Jakarta (ANTARA News) - Sejumlah petani sayuran dari Jawa Barat dan Banten bersama Asosiasi Perusahaan Perbenihan Hortikultura Indonesia mengajukan uji materi UU No. 13 tahun 2010 tentang Hortikultura khususnya pasal mengenai pembatasan investasi di sektor perbenihan hortikultura.
Sidang pendahuluan uji materiil tersebut digelar di Mahkamah Konstitusi, Selasa (18/3).
Undang-undang Hortikultura (Pasal 100 ayat 3) menyebutkan perusahaan multinasional hanya boleh menanamkan investasi maksimal 30 persen di usaha hortikultura termasuk di dalamnya sektor perbenihan.
Aturan ini bahkan diberlakukan surut terhadap perusahaan-perusahaan perbenihan yang telah menanamkan investasinya dan menghasilkan ratusan varietas benih sayuran hibrida berkualitas di Indonesia (Pasal 131 ayat 2).

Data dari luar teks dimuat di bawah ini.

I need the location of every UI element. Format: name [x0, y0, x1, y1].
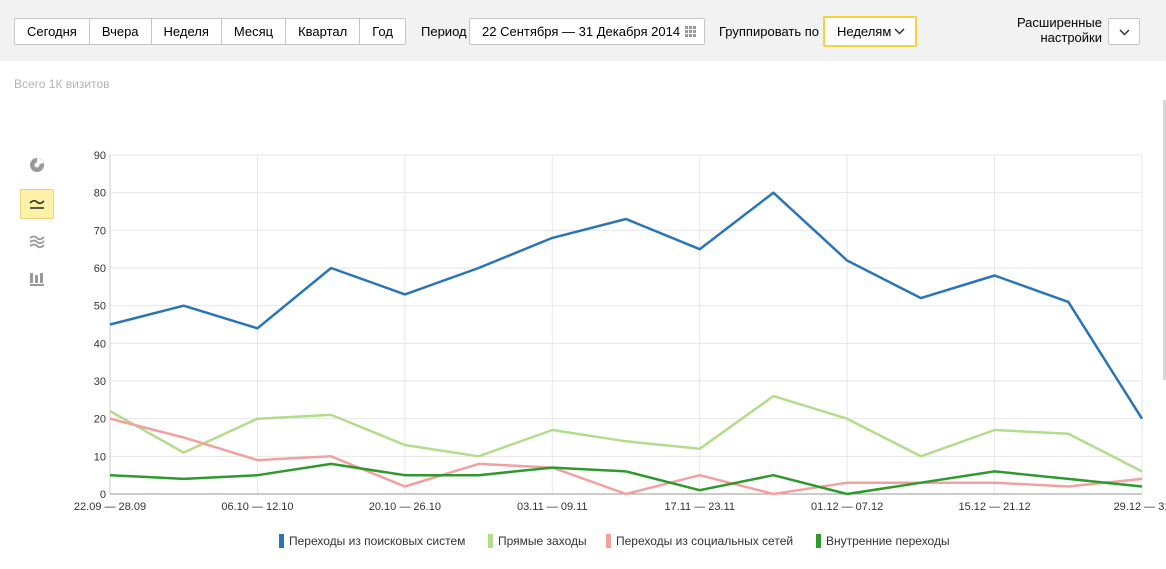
calendar-icon[interactable] — [685, 26, 696, 37]
legend-swatch — [816, 534, 821, 548]
range-button-quarter[interactable]: Квартал — [286, 18, 361, 45]
area-chart-icon — [29, 235, 45, 249]
x-tick-label: 01.12 — 07.12 — [811, 501, 883, 513]
period-value: 22 Сентября — 31 Декабря 2014 — [482, 24, 681, 39]
y-tick-label: 80 — [94, 188, 106, 200]
y-tick-label: 90 — [94, 150, 106, 162]
legend-swatch — [279, 534, 284, 548]
x-tick-label: 15.12 — 21.12 — [958, 501, 1030, 513]
date-range-buttons: Сегодня Вчера Неделя Месяц Квартал Год — [14, 18, 406, 45]
range-button-year[interactable]: Год — [360, 18, 406, 45]
series-line — [109, 462, 1143, 496]
legend-item-direct[interactable]: Прямые заходы — [488, 532, 587, 550]
legend-item-social[interactable]: Переходы из социальных сетей — [606, 532, 793, 550]
y-tick-label: 50 — [94, 301, 106, 313]
legend-swatch — [606, 534, 611, 548]
advanced-settings-label-line2: настройки — [1040, 30, 1102, 45]
advanced-settings-label-line1: Расширенные — [1016, 15, 1102, 30]
legend-item-search[interactable]: Переходы из поисковых систем — [279, 532, 465, 550]
view-pie[interactable] — [20, 150, 54, 180]
legend-label: Переходы из социальных сетей — [616, 534, 794, 548]
legend-label: Прямые заходы — [498, 534, 587, 548]
legend-label: Внутренние переходы — [826, 534, 950, 548]
line-chart: 0 10 20 30 40 50 60 70 80 90 22.09 — 28.09 06.10 — … — [74, 150, 1166, 513]
view-line[interactable] — [20, 189, 54, 219]
y-tick-label: 0 — [100, 489, 106, 501]
view-bar[interactable] — [20, 264, 54, 294]
group-by-select[interactable]: Неделям — [823, 16, 917, 47]
range-button-month[interactable]: Месяц — [221, 18, 287, 45]
legend-swatch — [488, 534, 493, 548]
y-tick-label: 40 — [94, 338, 106, 350]
y-tick-label: 70 — [94, 225, 106, 237]
y-tick-label: 10 — [94, 451, 106, 463]
chevron-down-icon — [894, 28, 905, 35]
view-area[interactable] — [20, 227, 54, 257]
x-tick-label: 20.10 — 26.10 — [369, 501, 441, 513]
range-button-yesterday[interactable]: Вчера — [89, 18, 152, 45]
legend-label: Переходы из поисковых систем — [289, 534, 466, 548]
line-chart-icon — [29, 199, 45, 209]
toolbar: Сегодня Вчера Неделя Месяц Квартал Год П… — [0, 0, 1166, 61]
pie-chart-icon — [30, 158, 44, 172]
x-tick-label: 29.12 — 31 — [1114, 501, 1166, 513]
x-tick-label: 17.11 — 23.11 — [664, 501, 735, 513]
x-tick-label: 22.09 — 28.09 — [74, 501, 146, 513]
chevron-down-icon — [1119, 29, 1130, 36]
advanced-settings-button[interactable] — [1108, 18, 1140, 45]
range-button-today[interactable]: Сегодня — [14, 18, 90, 45]
series-line — [109, 417, 1143, 496]
group-by-value: Неделям — [837, 24, 892, 39]
y-tick-label: 30 — [94, 376, 106, 388]
series-line — [109, 191, 1144, 420]
group-by-label: Группировать по — [719, 24, 820, 39]
period-input[interactable]: 22 Сентября — 31 Декабря 2014 — [469, 18, 705, 45]
x-tick-label: 06.10 — 12.10 — [221, 501, 293, 513]
legend-item-internal[interactable]: Внутренние переходы — [816, 532, 950, 550]
chart-legend: Переходы из поисковых систем Прямые захо… — [0, 532, 1166, 550]
advanced-settings-label: Расширенные настройки — [1002, 15, 1102, 45]
total-visits: Всего 1К визитов — [14, 77, 110, 91]
range-button-week[interactable]: Неделя — [151, 18, 222, 45]
y-tick-label: 60 — [94, 263, 106, 275]
series-line — [109, 394, 1143, 473]
x-tick-label: 03.11 — 09.11 — [517, 501, 588, 513]
scrollbar[interactable] — [1163, 100, 1166, 380]
y-tick-label: 20 — [94, 414, 106, 426]
bar-chart-icon — [30, 273, 44, 286]
period-label: Период — [421, 24, 467, 39]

Fachrudin, petani cabai yang ikut mengajukan uji materiil tersebut mengatakan bahwa kunci keberhasilan dia dalam budidaya tanaman cabai adalah penggunaan benih hibrida yang berkualitas.
Berdasarkan pengalamannya, jika menggunakan benih non hibrida maka tanaman cabai hanya menghasilkan 4 ton per hektar sementara jika menggunakan benih hibrida produksinya bisa mencapai 12 ton per satu hektar.

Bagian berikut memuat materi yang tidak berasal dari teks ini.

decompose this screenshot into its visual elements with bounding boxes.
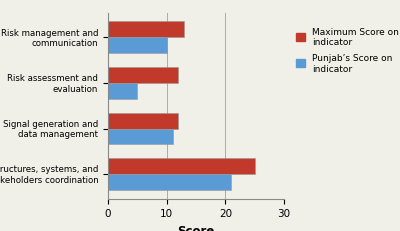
Bar xyxy=(108,22,184,38)
Bar xyxy=(108,68,178,84)
Bar xyxy=(108,38,167,54)
X-axis label: Score: Score xyxy=(177,224,215,231)
Legend: Maximum Score on
indicator, Punjab’s Score on
indicator: Maximum Score on indicator, Punjab’s Sco… xyxy=(296,27,399,73)
Bar xyxy=(108,84,137,100)
Bar xyxy=(108,113,178,129)
Bar xyxy=(108,129,172,145)
Bar xyxy=(108,158,255,174)
Bar xyxy=(108,174,231,190)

"Pemberlakuan UU itu akan membuat kami kesulitan mendapat benih hibrida berkualitas," kata petani tersebut.
Petani lainnya Jaenudin AM mengatakan pemberlakuan ketentuan tersebut mengancam kerjasamanya dengan perusahaan perbenihan.
"Kalau perusahaan benih tutup maka ribuan orang petani terpaksa harus mencari usaha lain. Padahal sejak adanya kerjasama tersebut kesejahteraan petani di daerah kami terus meningkat," kata ketua kelompok tani bunga mekar dari Pandeglang, Banten tersebut.
Ketua Umum Asosiasi Perusahaan Perbenihan Hortikultura Indonesia (Hortindo) Afrizal Gindow mengatakan saat ini ada lebih dari 50 ribu petani dari seluruh Indonesia yang terlibat kerja sama dengan perusahaan perbenihan untuk memproduksi benih unggul berkualitas.
Dia mengatakan akibat pembatasan investasi tersebut, sudah ada perusahaan multinasional yang menutup usahanya di Indonesia dan pindah ke negara lain.
Selain itu, ia mengingatkan perusahaan yang ada saat ini juga banyak yang siap-siap mencari negara lain yang lebih ramah terhadap mereka, terutama di negara ASEAN lainnya.
"Negara lain justru membuka diri karena mengerti pentingnya industri benih. Jika ini terjadi maka Indonesia akan banyak mengimpor benih dari negara lain," katanya.
Impor benih dari negara lain akan membuat petani sayuran Indonesia kalah bersaing dari petani negara lain. "Inovasi dan potensi produksi sayuran Indonesia juga akan terancam," kata Afrizal.
Menurutnya investasi di sektor perbenihan hortikultura sangat khusus dan berbeda dengan usaha hortikultura lainnya seperti sektor budidaya, industri pengolahan, pengusahaan wisata agro, dan usaha jasa hortikultura.
Industri perbenihan hortikultura sangat mengandalkan pada teknologi tinggi pemuliaan tanaman, akses terhadap sumber plasma nutfah (donor gen) dan kreativitas tenaga kerja di bagian riset dan pengembangan.